La question à résoudre
ici est toutefois un peu différente; il s'agit de savoir si les intérêts
passifs liés à cette promotion valaisanne - dont il n'est pas douteux qu'ils
doivent être activés - peuvent ou non faire l'objet d'une provision et, dans
l'affirmative, quelle serait sa portée pour l'imposition vaudoise. Il va tout
d'abord de soi que ce point ne doit être examiné que pour les deux dernières
périodes ici en cause, dès lors que le contribuable ne tient une comptabilité
que depuis l'année de calcul 1991.
Il apparaît au
tribunal que l'application des règles usuelles de la comptabilité ne doit pas
être empêchée par la coexistence de deux souverainetés fiscales.
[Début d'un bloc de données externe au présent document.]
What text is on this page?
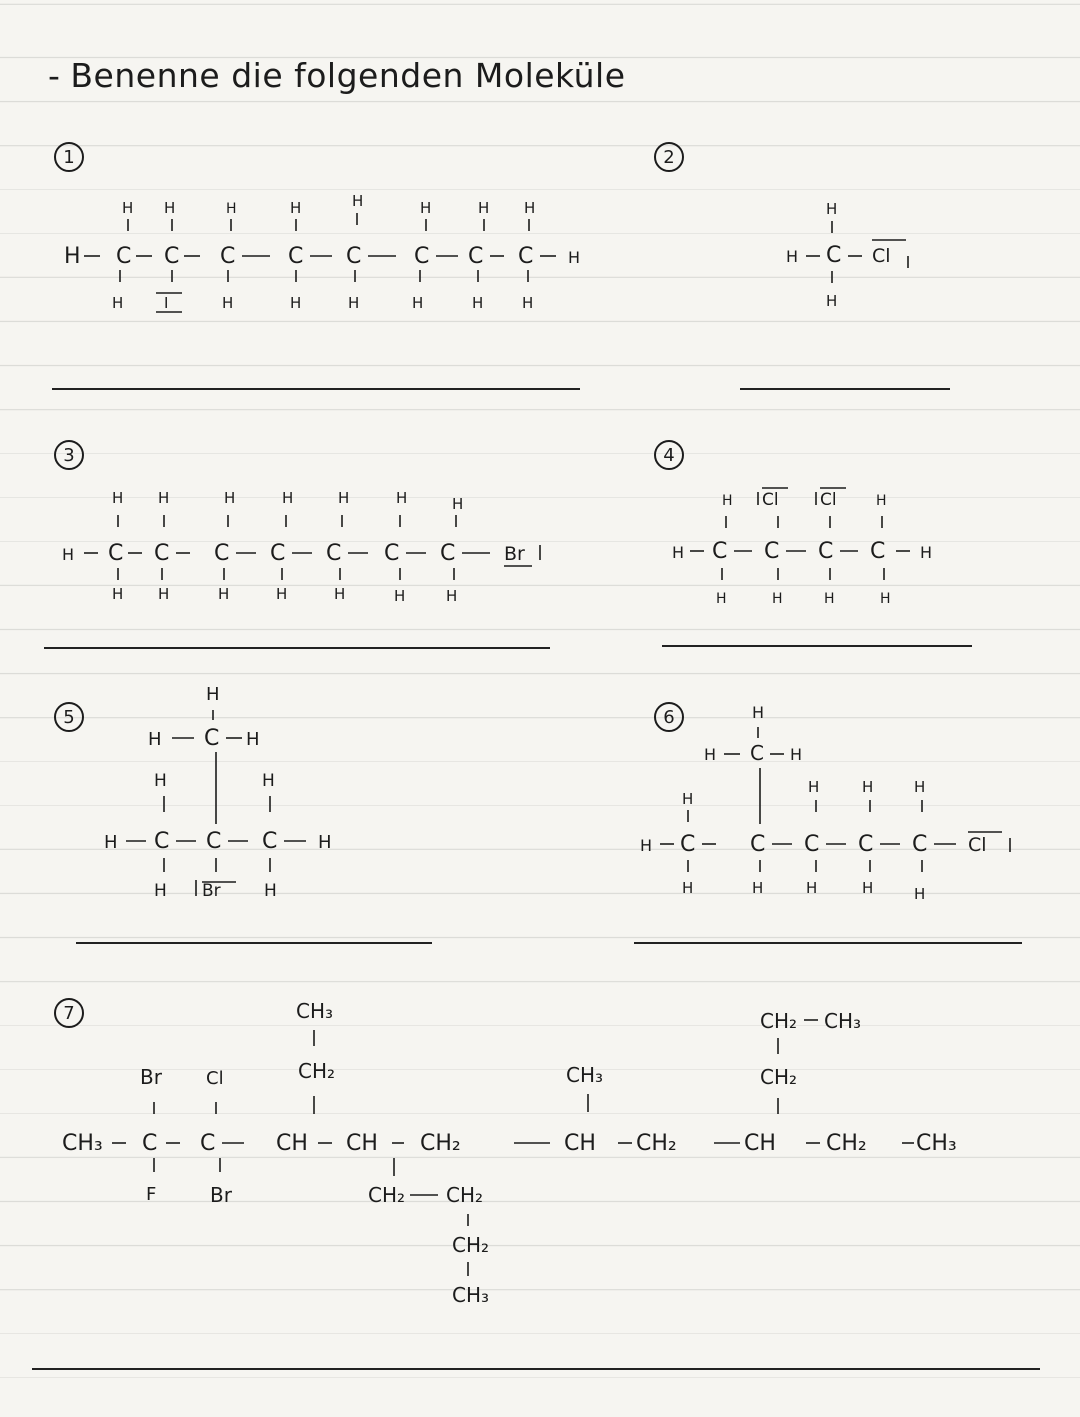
- Benenne die folgenden Moleküle
1	2
3	4
5	6
7
H C C C C C C C C H
H H	H	H	H	H	H H
H	I	H	H	H	H	H	H
H
H C Cl
H
H C C C C C C C	Br
H H	H	H	H	H	H
H H	H	H	H	H	H
H C C C C H
H Cl Cl	H
H	H	H	H
H
H C H
H	H
H C C C H
H Br	H
H
H C H
H
H	H	H
H C C C C C Cl
H	H	H	H	H
CH₃ C C	CH CH CH₂	CH CH₂	CH CH₂ CH₃
Br Cl
F	Br
CH₃
CH₂
CH₂ CH₂
CH₂
CH₃
CH₃
CH₂ CH₃
CH₂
En d'autres
termes, au vu de l'expertise Perraudin, que l'autorité intimée ne remet pas en
cause, tout indique que le terrain de ******** serait surévalué faute
d'admettre une provision correspondant - comme demandé - au montant des
intérêts devant être activés. Il en découle une perte sur cet immeuble valaisan
qui doit être prise en compte immédiatement dans le canton de Vaud, en vertu du
principe de l'imposition du revenu global net; cela affectera essentiellement
le taux de l'impôt cantonal et communal (sur ce point, v. Jean-Blaise Paschoud,
Excédent de charges et report de pertes dans les relations intercantonales, in
Das Schweizerische Steuerrecht, Festschrift Zuppinger, Zürich 1989, p. 611, spéc.
p. 521 s. où il cite notamment l'ATF 111 Ia 318; sur la question du taux, le TF
souligne qu'elle relève du droit cantonal: Revue fiscale 1996, 430 = rés. RDAF
1997 II 251), la question de la répartition intercantonale étant réservée.
Invité à formuler ses
prétentions, le recourant n'a pas requis de l'autorité intimée l'admission
d'une provision pour les intérêts passifs liés à d'autres immeubles. Vu ce qui
précède, les taxations 1993-1994 et 1995-1996 seront modifiées, en ce sens que
sont admises les provisions suivantes, pour autant que les montants
correspondants soient comptabilisés comme tels (sont indiquées ci-dessous les
années de calcul):
Années de calcul:
1991
1992
Terrain ********
93'993
99'833
Terrains nus ********
89'410
93'715
Promotion
********(Pully)
--
30'000
Mousquetaires B
93'761
99'055
******** (Vevey)
154'047
162'655
********
411'291
434'512
Terrain ********
122'489
132'185
Total provisions
admises
964'991
1'051'955
Années de calcul:
1993
1994
Terrain ********
109'950
101'891
Terrains nus ********
90'905
83'242
Promotion ********
70'816
64'615
Mousquetaires B
95'993
88'139
********
170'112
156'392
********
456'449
419'103
Terrain ********
127'605
117473
Total provisions
admises
1'121'830
1'030'855
4. D'autres griefs sont également formulés contre la
décision sur réclamation ayant trait à la période 1991-1992.
a) Toujours s'agissant
de l'Hôtel F._______, le recourant avait indiqué dans sa déclaration, sous
chiffre 8 (autres revenus), avoir perçu en 1990 une dédite de 1'700'000 francs.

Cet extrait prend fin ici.